Dive Brief:
- Grid operators in California, Ontario and the parts of the Midwest face a “high risk” of resource adequacy shortfalls from 2023 to 2027 during normal seasonal peak conditions, the North American Electric Reliability Corp. said in its Long-Term Reliability Assessment released Thursday.
- Generation retirements in the Midcontinent Independent System Operator and Northeast Power Coordinating Council-Ontario footprints are outpacing replacement capacity, while the California Independent System Operator must address challenges associated with variable resources and changing demand, the report found.
- Other regions, including Texas, swaths of the U.S. West and Southwest, and New England, meet resource adequacy criteria but face “elevated risk" of shortfalls in extreme weather conditions.
Dive Insight:
“We are living in extraordinary times, from an electric industry perspective,” John Moura, NERC’s director of reliability assessment and performance analysis, told reporters in a Thursday call to discuss the report. “There are extraordinary reliability challenges and opportunities in front of us.”
NERC has been warning about the speed of the energy transition in recent years. “Just to say it for the fourth or fifth time: Managing the pace of our generation retirements and our resource changes to ensure we have enough energy and essential services is an absolute necessity,” Moura said.
It is also clear that the bulk power system is “impacted by changing weather more than it ever has been,” he said. “It's vitally important that we're planning and operating power systems that can be resilient to extreme weather. That includes maintaining our baseload generation fleet, but also different transmission solutions that will enable even more reliability and resilience options.”
MISO, NERC said in its assessment, faces a 1,300 MW shortfall beginning next summer which “continues to grow throughout the 10-year assessment period as coal, nuclear and natural gas generation retire faster than replacement resources are connecting.”
MISO officials say NERC’s assessment is in line with its own analysis.
“MISO is facing a Reliability Imperative as the region undergoes transformational change, with sizeable segments of generation aging, the resource portfolio shifting to increasing amounts of wind and solar, and load shapes potentially changing with electrification,” Brandon Morris, strategic communications advisor for the grid operator, said in an email.
Morris added that MISO is working on several resource adequacy reforms, including reevaluating the use of a reliability based demand curve and “evaluating approaches to value resource attributes critical to reliably operating the evolving portfolio.”
In Ontario, a reserve margin shortfall of 1,700 MW begins in 2025 and “continues to grow throughout [the] assessment period due to generation retirements and lengthy planned nuclear maintenance outages,” NERC said.
California has been alleviating near-term capacity shortages by adding new resources and retaining generation that had been slated to retire, NERC said.
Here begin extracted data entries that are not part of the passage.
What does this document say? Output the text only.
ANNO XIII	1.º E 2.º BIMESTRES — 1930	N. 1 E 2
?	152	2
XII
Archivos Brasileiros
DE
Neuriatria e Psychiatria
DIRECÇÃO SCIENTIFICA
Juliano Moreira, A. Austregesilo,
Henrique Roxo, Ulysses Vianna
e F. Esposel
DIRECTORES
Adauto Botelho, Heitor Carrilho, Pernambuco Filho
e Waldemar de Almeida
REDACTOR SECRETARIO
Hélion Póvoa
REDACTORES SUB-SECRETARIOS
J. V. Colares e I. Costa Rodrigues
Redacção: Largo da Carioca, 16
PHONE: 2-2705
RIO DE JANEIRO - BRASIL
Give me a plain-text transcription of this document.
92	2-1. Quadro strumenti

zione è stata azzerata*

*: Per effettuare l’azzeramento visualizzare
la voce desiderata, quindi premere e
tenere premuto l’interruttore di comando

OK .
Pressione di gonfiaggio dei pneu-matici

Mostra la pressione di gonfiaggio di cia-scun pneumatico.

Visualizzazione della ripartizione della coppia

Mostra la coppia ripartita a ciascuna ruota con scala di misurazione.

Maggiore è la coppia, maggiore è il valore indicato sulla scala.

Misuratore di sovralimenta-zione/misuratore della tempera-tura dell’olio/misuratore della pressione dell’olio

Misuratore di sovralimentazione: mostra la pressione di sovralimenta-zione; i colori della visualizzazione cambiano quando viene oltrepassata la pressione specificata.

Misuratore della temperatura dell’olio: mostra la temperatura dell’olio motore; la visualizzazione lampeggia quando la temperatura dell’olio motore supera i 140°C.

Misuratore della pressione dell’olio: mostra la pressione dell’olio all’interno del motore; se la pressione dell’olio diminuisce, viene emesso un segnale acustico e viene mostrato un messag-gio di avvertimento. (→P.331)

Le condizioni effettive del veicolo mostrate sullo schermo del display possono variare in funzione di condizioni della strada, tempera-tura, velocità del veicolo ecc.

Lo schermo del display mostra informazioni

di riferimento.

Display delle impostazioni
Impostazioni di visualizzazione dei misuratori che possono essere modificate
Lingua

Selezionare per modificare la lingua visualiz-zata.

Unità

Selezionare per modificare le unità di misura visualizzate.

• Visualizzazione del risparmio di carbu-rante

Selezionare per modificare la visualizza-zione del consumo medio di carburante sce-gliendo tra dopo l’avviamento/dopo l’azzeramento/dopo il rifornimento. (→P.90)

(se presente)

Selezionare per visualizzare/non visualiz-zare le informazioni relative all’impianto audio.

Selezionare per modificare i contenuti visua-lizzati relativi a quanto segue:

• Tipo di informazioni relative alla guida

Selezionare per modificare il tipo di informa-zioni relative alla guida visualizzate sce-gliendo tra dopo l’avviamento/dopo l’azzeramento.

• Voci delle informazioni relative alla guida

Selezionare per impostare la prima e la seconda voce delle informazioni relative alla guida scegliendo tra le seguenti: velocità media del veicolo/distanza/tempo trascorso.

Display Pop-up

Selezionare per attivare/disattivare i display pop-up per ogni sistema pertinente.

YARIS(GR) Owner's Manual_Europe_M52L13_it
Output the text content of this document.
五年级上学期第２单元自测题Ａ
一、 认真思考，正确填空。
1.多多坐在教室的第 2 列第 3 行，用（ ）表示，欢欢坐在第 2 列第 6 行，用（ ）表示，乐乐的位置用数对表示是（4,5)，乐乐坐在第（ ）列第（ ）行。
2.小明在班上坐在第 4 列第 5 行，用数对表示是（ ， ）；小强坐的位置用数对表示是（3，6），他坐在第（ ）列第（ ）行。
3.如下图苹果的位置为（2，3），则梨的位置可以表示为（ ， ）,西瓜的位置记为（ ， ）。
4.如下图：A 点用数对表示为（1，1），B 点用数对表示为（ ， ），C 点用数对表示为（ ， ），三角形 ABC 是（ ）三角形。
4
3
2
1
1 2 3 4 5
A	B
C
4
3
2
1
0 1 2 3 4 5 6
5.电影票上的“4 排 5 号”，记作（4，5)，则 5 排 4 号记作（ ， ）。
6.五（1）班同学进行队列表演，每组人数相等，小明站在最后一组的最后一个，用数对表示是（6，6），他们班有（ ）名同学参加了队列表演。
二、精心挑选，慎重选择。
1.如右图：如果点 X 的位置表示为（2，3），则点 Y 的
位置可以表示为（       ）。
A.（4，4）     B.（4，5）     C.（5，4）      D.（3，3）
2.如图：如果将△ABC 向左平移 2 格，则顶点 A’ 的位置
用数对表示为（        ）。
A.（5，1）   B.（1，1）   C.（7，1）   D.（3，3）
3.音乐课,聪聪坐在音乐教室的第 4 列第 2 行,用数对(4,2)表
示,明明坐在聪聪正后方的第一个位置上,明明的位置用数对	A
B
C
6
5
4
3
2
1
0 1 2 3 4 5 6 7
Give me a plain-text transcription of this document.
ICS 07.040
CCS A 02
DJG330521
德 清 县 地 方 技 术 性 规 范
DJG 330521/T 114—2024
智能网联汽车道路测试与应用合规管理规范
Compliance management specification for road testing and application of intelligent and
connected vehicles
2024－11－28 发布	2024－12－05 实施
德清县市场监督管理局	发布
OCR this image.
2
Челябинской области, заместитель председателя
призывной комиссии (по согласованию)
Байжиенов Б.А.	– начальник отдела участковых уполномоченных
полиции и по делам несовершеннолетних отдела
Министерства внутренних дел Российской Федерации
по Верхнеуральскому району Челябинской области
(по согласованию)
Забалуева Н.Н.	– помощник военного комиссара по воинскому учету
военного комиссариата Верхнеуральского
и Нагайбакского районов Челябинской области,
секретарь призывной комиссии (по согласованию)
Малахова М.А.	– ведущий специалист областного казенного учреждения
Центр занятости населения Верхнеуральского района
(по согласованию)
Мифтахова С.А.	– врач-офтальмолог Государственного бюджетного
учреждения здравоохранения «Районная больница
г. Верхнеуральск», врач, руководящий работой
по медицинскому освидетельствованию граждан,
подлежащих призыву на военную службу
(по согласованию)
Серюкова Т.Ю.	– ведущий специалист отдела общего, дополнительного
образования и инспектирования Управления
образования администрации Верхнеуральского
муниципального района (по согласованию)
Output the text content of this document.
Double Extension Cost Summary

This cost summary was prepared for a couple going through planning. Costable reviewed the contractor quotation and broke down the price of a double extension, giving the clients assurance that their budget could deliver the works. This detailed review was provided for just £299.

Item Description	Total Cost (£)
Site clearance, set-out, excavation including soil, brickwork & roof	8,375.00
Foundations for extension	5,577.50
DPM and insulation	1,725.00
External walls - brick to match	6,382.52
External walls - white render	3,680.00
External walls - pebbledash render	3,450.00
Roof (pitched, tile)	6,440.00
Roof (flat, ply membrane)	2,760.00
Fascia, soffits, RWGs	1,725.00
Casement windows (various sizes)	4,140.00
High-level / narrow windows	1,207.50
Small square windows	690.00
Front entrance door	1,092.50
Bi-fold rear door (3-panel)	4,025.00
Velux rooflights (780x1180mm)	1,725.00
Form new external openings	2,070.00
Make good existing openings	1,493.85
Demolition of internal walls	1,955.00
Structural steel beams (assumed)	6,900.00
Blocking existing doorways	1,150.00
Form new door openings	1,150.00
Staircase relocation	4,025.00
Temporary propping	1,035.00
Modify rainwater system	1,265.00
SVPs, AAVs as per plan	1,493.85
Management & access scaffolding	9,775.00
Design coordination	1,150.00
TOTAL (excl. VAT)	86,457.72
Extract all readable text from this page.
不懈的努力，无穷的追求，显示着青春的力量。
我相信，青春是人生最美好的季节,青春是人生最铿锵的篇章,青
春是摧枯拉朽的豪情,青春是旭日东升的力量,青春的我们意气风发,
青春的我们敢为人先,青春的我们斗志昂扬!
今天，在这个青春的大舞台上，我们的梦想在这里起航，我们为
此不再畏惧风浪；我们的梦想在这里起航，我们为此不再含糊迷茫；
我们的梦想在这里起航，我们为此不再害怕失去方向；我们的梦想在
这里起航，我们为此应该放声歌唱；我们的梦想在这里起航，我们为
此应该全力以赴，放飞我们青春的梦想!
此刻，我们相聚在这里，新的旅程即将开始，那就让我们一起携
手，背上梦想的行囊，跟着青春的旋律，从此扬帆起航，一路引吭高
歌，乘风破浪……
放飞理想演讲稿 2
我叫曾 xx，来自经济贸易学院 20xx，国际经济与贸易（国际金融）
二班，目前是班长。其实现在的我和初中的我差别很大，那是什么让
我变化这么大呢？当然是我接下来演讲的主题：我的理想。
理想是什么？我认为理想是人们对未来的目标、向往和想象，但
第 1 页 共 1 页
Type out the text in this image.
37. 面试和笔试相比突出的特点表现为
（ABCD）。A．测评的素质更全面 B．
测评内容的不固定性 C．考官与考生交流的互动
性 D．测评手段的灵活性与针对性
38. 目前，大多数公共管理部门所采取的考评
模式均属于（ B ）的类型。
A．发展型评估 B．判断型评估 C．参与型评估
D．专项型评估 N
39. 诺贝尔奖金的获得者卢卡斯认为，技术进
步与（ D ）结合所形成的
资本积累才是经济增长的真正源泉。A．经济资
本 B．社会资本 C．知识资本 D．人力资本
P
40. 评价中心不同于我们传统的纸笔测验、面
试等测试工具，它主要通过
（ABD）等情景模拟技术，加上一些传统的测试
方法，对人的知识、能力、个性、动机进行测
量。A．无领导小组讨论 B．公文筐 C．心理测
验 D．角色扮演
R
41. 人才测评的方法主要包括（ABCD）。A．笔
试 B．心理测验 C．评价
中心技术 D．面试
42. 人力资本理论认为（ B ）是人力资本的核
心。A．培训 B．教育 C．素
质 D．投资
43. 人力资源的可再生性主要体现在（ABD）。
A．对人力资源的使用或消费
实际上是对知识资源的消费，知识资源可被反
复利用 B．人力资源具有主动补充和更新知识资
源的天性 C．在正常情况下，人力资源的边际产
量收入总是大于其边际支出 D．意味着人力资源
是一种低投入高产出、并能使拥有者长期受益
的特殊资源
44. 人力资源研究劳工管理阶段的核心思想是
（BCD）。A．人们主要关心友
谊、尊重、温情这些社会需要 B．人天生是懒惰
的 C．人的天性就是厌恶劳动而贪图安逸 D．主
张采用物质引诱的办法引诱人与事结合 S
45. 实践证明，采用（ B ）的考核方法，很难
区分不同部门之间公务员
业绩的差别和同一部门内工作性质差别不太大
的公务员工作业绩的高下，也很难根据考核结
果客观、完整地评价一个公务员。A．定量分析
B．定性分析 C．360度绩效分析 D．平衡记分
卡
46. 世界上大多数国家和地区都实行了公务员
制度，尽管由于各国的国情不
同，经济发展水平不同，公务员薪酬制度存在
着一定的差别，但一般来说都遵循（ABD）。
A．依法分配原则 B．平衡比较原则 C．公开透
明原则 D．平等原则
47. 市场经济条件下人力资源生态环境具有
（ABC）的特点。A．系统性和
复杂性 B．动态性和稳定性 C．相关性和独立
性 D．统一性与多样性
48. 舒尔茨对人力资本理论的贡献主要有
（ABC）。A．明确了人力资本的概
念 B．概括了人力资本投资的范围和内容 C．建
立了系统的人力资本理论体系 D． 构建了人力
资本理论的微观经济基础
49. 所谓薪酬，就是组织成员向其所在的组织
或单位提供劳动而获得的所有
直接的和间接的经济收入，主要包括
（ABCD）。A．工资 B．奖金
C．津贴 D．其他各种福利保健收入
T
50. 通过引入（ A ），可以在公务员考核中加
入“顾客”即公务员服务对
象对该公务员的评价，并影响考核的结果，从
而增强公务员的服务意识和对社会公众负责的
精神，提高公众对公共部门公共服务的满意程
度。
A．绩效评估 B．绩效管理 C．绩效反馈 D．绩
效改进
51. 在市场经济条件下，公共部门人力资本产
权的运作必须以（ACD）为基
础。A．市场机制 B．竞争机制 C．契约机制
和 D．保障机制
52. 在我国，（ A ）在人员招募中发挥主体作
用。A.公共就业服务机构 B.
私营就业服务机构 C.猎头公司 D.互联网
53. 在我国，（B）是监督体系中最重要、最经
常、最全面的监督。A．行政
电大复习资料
But “variable resource output and changing demand could cause energy shortfalls that range from 1–10 hours.”
Other parts of the U.S. face possible resource shortfalls in the next few years due to extreme weather, “on the order of a once per decade type of weather event, or they replicate events that have been recently experienced,” said Mark Olson, NERC’s manager of reliability assessment.
Over the next 10 years, NERC’s assessment found about 88 GW of generating capacity will be retired across its footprint.
“Effective regional transmission and integrated resource planning processes are the key to managing the retirement of older nuclear, coal-fired, and natural gas generators in a manner that prevents energy risks or the loss of necessary sources of system inertia and frequency stabilization that are essential for a reliable grid,” the report concluded.
The report also identified several “emerging electrification challenges,” including new load from electric vehicles and cryptocurrency mining. NERC’s recommendations include expanding resource adequacy evaluations “beyond reserve margins at peak times to include energy risks for all hours and seasons,” and an increased focus on distributed energy resources “as they are deployed at increasingly impactful levels."
America’s Power, an industry group representing the coal sector, commended NERC on the report but said it underreports the extent of generation retirements.
“The new assessment continues to warn about the potential for power outages in certain areas of the country because of coal retirements,” America’s Power President and CEO Michelle Bloodworth said in a statement.
The group said its own analysis shows about 93,000 MW of coal-fired generation have announced plans to retire by 2030, “and we expect more coal retirements, especially during 2026-2028, because of [Environmental Protection Agency] regulations. ... Therefore, coal retirements are almost certain to be even greater than NERC’s assumption.”